Portuguese NGO sues TikTok, says platform ‘profits from children’

LISBON (Reuters) – A Portugal-based European consumer protection group has sued short-video app TikTok for allegedly allowing children aged under 13 to sign up for an account without parental consent and failing to implement measures to protect them.

The lawsuit came a day after Britain’s data watchdog said it had fined TikTok 12.7 million pounds ($15.81 million) for breaching data protection law, including by using the personal data of children without parental consent.

Amid growing security concerns that China could use the Beijing-based company, owned by ByteDance Ltd, to harvest users’ data, Australia, the United States, France and other Western countries have also lately banned TikTok from government devices.

“TikTok profits from children under the age of 13, taking advantage of their particular vulnerability,” the non-profit group Ius Omnibus said in a statement, asking a Lisbon court to “put an end to the unlawful conduct” and order the financial compensation of those affected.

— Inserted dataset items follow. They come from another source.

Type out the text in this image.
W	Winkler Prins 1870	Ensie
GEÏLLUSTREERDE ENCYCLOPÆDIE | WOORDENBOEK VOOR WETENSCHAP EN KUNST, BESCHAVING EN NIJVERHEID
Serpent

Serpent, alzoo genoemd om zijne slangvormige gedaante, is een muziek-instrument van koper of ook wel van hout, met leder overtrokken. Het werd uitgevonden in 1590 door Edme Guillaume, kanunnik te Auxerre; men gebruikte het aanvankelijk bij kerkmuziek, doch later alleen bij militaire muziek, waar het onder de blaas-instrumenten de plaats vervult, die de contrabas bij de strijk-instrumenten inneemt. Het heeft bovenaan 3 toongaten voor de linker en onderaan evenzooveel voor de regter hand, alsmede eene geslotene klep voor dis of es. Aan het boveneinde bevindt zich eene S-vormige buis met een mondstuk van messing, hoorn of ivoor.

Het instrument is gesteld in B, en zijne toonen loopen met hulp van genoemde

TikTok did not immediately respond to a request for comment, but told Portuguese newspaper Publico in a statement that protecting its users and their data was of “utmost importance”.

Ius Omnibus claims TikTok ends up collecting and processing children’s personal data in breach of Portugal’s constitution, the European Union’s general data protection regulation and the unfair commercial practices law.

Despite TikTok’s age limit, it “does not implement mechanisms to prevent registration” by users aged below 13, the group said.

In a separate lawsuit, it claims users older than 13 are also victims of “misleading business practices” and that certain personal data is used without their full consent.

Ius Omnibus said the situation exposes the children to “dangers to their moral, psychological and physical integrity and to their safety and health, as well as to the intimacy of their private and family life”.